Last night was a good night of sleep. It didn’t start out hot and didn’t get too cold. I even had to cover up with a top sheet ☺ (JP, you’ll be delighted to know that for awhile once we return, even I will be freezing anytime the temp goes below 75 degrees. Amazing how cold 75 feels when the daytime temps hit over 120!).
I was feeling a bit melancholy this morning, meditating on the verses in Luke 8, but especially verse 1, where it says, “After this, Jesus traveled about from one town and village to another, proclaiming the good news of the kingdom of God.” (NIV) I was trying to imagine what it would be like to do that here in southern Sudan. Everything about life here in Sudan is hard – even for the Sudanese. Late this morning, I had a conversation with John Kuol (compound manager), who commented on how hard life is here in Werkok. Today, we don’t have a working vehicle except two motorcycles, one of which is less than reliable, meaning that we’ll likely have to walk the 25 km to the airport. We don’t have consistent communication except for a satellite phone, which is expensive and gets prepaid minutes added from Grand Rapids, Michigan (though telephone and internet through the VSAT is supposed to be up and working any time now).

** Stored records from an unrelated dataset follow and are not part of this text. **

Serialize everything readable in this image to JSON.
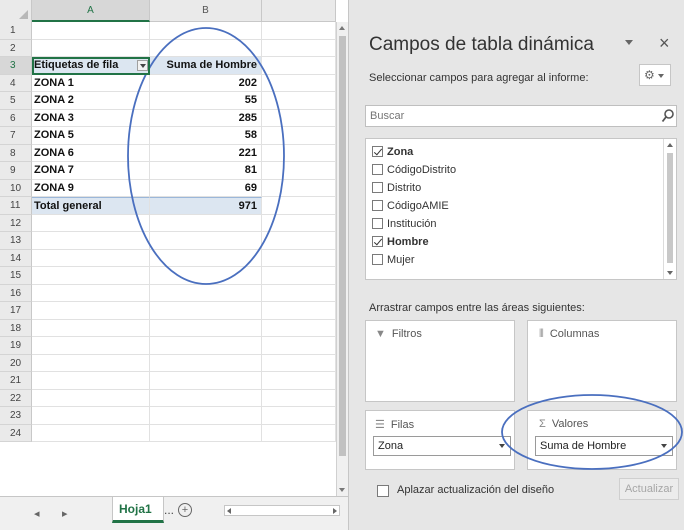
{
  "sheet": {
    "columns": [
      "A",
      "B"
    ],
    "row_numbers": [
      "1",
      "2",
      "3",
      "4",
      "5",
      "6",
      "7",
      "8",
      "9",
      "10",
      "11",
      "12",
      "13",
      "14",
      "15",
      "16",
      "17",
      "18",
      "19",
      "20",
      "21",
      "22",
      "23",
      "24"
    ],
    "pivot_header": {
      "label": "Etiquetas de fila",
      "value": "Suma de Hombre"
    },
    "rows": [
      {
        "label": "ZONA 1",
        "value": "202"
      },
      {
        "label": "ZONA 2",
        "value": "55"
      },
      {
        "label": "ZONA 3",
        "value": "285"
      },
      {
        "label": "ZONA 5",
        "value": "58"
      },
      {
        "label": "ZONA 6",
        "value": "221"
      },
      {
        "label": "ZONA 7",
        "value": "81"
      },
      {
        "label": "ZONA 9",
        "value": "69"
      }
    ],
    "total": {
      "label": "Total general",
      "value": "971"
    },
    "tabs": {
      "active": "Hoja1",
      "more": "...",
      "add": "+"
    }
  },
  "panel": {
    "title": "Campos de tabla dinámica",
    "subtitle": "Seleccionar campos para agregar al informe:",
    "close": "×",
    "search_placeholder": "Buscar",
    "fields": [
      {
        "label": "Zona",
        "checked": true
      },
      {
        "label": "CódigoDistrito",
        "checked": false
      },
      {
        "label": "Distrito",
        "checked": false
      },
      {
        "label": "CódigoAMIE",
        "checked": false
      },
      {
        "label": "Institución",
        "checked": false
      },
      {
        "label": "Hombre",
        "checked": true
      },
      {
        "label": "Mujer",
        "checked": false
      }
    ],
    "areas_label": "Arrastrar campos entre las áreas siguientes:",
    "areas": {
      "filters": {
        "label": "Filtros",
        "icon": "filter-icon"
      },
      "columns": {
        "label": "Columnas",
        "icon": "columns-icon"
      },
      "rows": {
        "label": "Filas",
        "icon": "rows-icon",
        "item": "Zona"
      },
      "values": {
        "label": "Valores",
        "icon": "sigma-icon",
        "item": "Suma de Hombre"
      }
    },
    "defer_label": "Aplazar actualización del diseño",
    "update_label": "Actualizar"
  },
  "colors": {
    "excel_green": "#217346",
    "pivot_header_fill": "#dce6f1",
    "annotation_blue": "#4a6fbf"
  }
}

We’ve been virtually without outside communication since our arrival here on March 21st, a month ago today.
The day after a hard rain, you can’t imagine the bugs. You lift the “toilet” seat and hold your breath so you don’t breathe in one of the hundreds of newly hatched flies that rush you, celebrating their new metamorphosis from maggot to bomber. As I sit typing, I have to constantly be shooing these little black beetles off my screen. I’m being dive-bombed by crickets and flies and flying ants. I’ve picked at least 30 beetles or ants out of my hair and another 15 or 20 from the back of my neck or inside my shirt – all within the past hour or two. All afternoon, we fight horseflies, which bite. I mean BITE! To the point that they actually draw blood; and snakes, and scorpions and 2-inch-long cockroaches . . . During rainy season, you can’t sit outside past dusk because of the clouds of mosquitoes – and if you’re in a tukul, you climb into your mosquito net early, trying to at least postpone the inevitable malaria.
And Luke talks about Jesus “traveling about from one town and village to another, proclaiming the good news . . .” The times I’ve read these verses from my home in southern California, I never realized how differently they’d look, when reading them through the lens of East Africa. I have a new appreciation and deep respect for missionaries here, because “traveling from one village to another” is unbelievably hard and uncomfortable work! God Bless you Dave and Joy, Ian, Forrest and Cameron!